Today I read a chapter on Dhamma-Vinaya (The Doctrine and Discipline) in the Theravada tradition. The book is called The State of Mind Called Beautiful by Sayadaw U Pandita. After the intro, the first topics covered are the four protective meditations.
The first protective meditation is Buddhanussati, or recollecting the Buddha’s qualities of compassion, wisdom, teaching, and all of the other ways in which the Buddha was fantastic. This meditation can be done in just a minute or two, but as I was sitting for fifteen, I tried to hold in my mind the word compassion, and the ways it applies in my life. Compassion for M, for my students, coworkers, family, and most importantly, myself.
This text stressed that attending to your own enlightenment first and then that of others is the right order.
So, I mean, it is hard as hell to still my mind. It is hard to imagine how Buddha could have ultimate compassion for all beings. It is hard to imagine myself forgiving all who have wronged me. It is harder still to focus on my breathing in and breathing out when I start to think about those people.

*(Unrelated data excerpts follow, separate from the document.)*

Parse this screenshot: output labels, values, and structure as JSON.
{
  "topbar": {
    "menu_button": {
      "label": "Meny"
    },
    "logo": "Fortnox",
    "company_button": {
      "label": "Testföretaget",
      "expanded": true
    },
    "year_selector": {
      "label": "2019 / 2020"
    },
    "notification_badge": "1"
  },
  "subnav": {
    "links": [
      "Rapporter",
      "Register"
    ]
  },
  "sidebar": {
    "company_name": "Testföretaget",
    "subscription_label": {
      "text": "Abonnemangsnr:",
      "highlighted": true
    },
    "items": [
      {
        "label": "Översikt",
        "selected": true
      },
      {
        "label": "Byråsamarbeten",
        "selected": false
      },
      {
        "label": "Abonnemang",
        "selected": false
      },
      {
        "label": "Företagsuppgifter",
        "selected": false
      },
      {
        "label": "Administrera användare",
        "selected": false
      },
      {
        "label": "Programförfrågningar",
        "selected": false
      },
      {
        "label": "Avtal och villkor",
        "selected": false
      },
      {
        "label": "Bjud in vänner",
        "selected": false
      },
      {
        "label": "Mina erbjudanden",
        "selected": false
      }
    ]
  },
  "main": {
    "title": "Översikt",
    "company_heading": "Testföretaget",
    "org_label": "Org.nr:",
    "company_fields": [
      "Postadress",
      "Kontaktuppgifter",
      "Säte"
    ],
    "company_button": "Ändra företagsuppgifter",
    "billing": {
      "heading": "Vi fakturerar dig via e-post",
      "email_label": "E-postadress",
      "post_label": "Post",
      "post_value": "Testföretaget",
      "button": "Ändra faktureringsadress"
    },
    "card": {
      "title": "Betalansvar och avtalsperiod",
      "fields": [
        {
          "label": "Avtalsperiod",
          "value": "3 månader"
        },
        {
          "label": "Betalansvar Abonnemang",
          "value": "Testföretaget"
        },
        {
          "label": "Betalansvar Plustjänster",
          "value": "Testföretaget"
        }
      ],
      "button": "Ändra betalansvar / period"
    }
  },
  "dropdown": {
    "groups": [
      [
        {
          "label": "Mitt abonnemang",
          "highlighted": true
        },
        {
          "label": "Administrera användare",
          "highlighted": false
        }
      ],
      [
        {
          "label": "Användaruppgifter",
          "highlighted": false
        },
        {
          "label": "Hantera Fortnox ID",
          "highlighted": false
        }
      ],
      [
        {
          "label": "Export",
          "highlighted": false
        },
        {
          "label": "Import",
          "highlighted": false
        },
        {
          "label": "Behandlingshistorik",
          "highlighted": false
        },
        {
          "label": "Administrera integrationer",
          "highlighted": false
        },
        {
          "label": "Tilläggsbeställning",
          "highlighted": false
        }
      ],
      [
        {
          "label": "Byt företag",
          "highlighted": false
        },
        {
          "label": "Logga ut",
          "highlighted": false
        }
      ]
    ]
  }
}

One of the qualities that I love about so many Buddhist texts is their magnanimity–even in the case of Buddhanussati, Sayadaw U Pandita says if you’d rather not recollect the historical person of Gautama Buddha/Prince Siddartha, you may instead focus on the qualities of Dhamma, or the Way/the Doctrine. Imagine an Evangelical pastor saying, “You don’t have to pray to Jesus, per se, as long as you are praying to the ideas that Jesus represents.”